According to MD of marketing, digital banking and customer experience, Linda Duncombe, this was because there had previously been a duplication of effort between digital and technology as something said or prioritised by marketing got lost in translation.

“Our CIO had to be the person to say she’d forego that headcount and lose that control so it can sit somewhere else,” she said. “But it made sense – as they’re building something, those staff need to understand how that interfaces with the customer.”

The project also saw IT and marketing physically relocated to work side by side.

“Now there is a great camaraderie,” Duncombe said. “The digital team has an appreciation for just how complex it is to change something in code. They know they now need to understand what that means to someone in technology, and technology understands that if we want to go live, we need to have the right customer experience. That give-and-take is important.”

9. Hire a chief customer officer

Sometimes a third-party or executive who can cut across both functions is the best answer. For example, a quarter of IT and marketing respondents to a 2014 Accenture Interactive survey said the appointment of a ‘chief customer or experience officer’ was a priority for improving collaboration across IT and marketing functions in their organisations.

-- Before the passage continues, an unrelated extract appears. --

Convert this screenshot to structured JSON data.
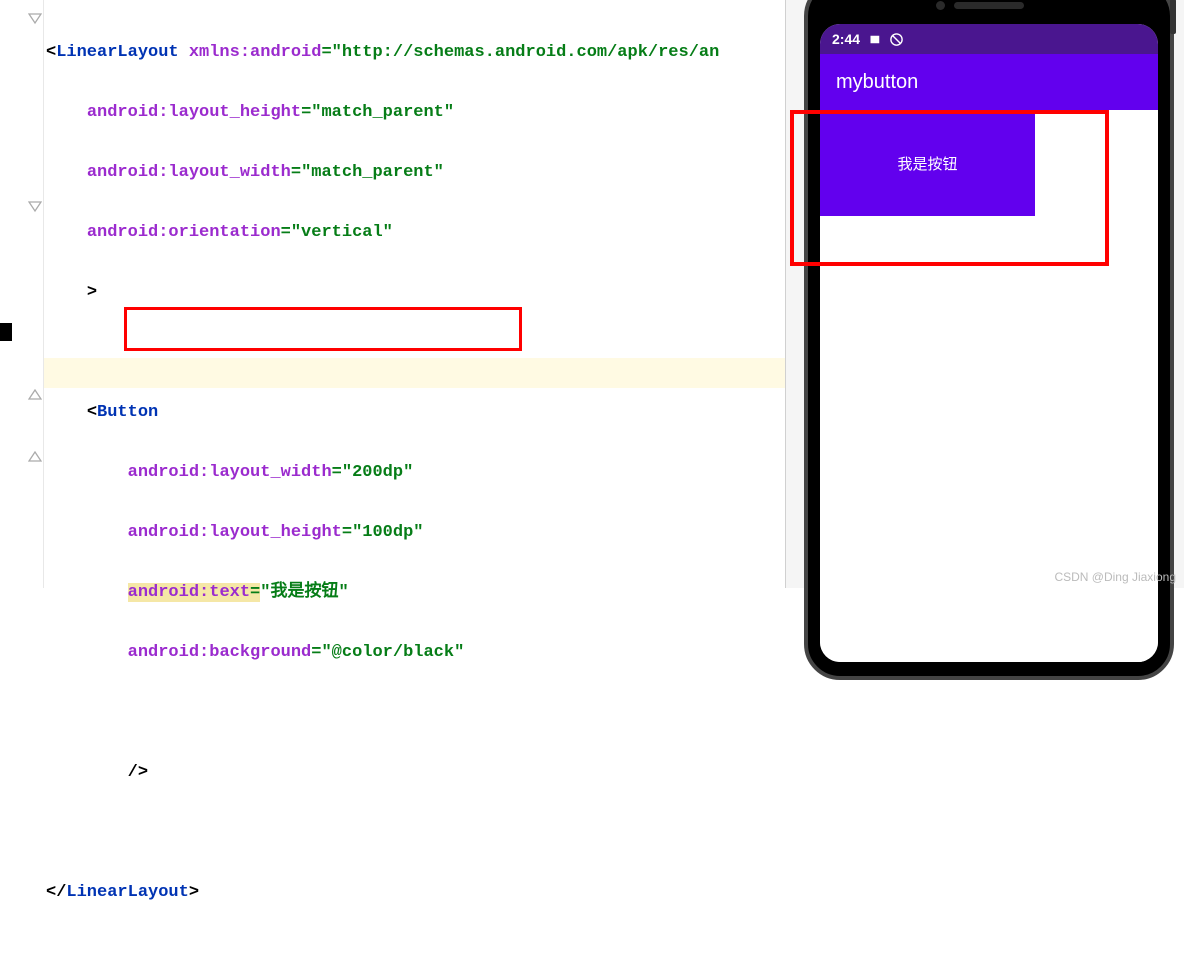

The Cutting Across the CMO-CIO Divide: Digital drives a new wave of collaboration report found core benefits from creating such as role included delivering better products and services, improving customer service, driving brand value, loyalty and advocacy, and increasing revenue growth and cost and performance transparency.

The position was described as potentially a board-level role that owned the customer, with responsibility for a combined team spanning customer-facing IT, marketing, product development, sales and customer service.

Chief digital officers are another conduit to collaboration, particularly when you’re also getting the rest of the organisation to buy into digital transformation.

10. Build good old-fashioned trust

At Tourism Australia, strong CMO-CIO collaboration has been “built on good old-fashioned trust”, its CIO, David Rumsey said. And that ultimately comes down to proving you’re good at what you do best.

“It’s about building trust and an understanding around the problems we need to solve,” he said. “With our previous CMO [Nick Baker], that came down to delivery around our ‘Best Jobs in the World’ campaign and proving either through a campaign that we could deliver a scalable solution and the functionality he demanded to deal with all the people entering our competition.

“Through that, we developed a great level of trust, he left tech to me, and we’d have joint conversations and steering committees. I was invited me to be involved right in the ideas and early stages, and even if I’m just listening, at least I’m there.”

With Tourism Australia’s new CMO, Lisa Ronson, Rumsey said he’s also worked to establish trust through one-on-one meetings, attending events together, jointly owning projects and discussing the changes in mindset and customer focus needed for success.

“We work really hard to say yes – no is the last resort – because we’re an enabler to the business,” he added. “That’s a key message so then when you talk to your marketing and digital friends, and they’re dreaming about things that may or may not be possible, or practical or impractical, there’s no IT there straight away saying not. That allows an open environment for discussion.”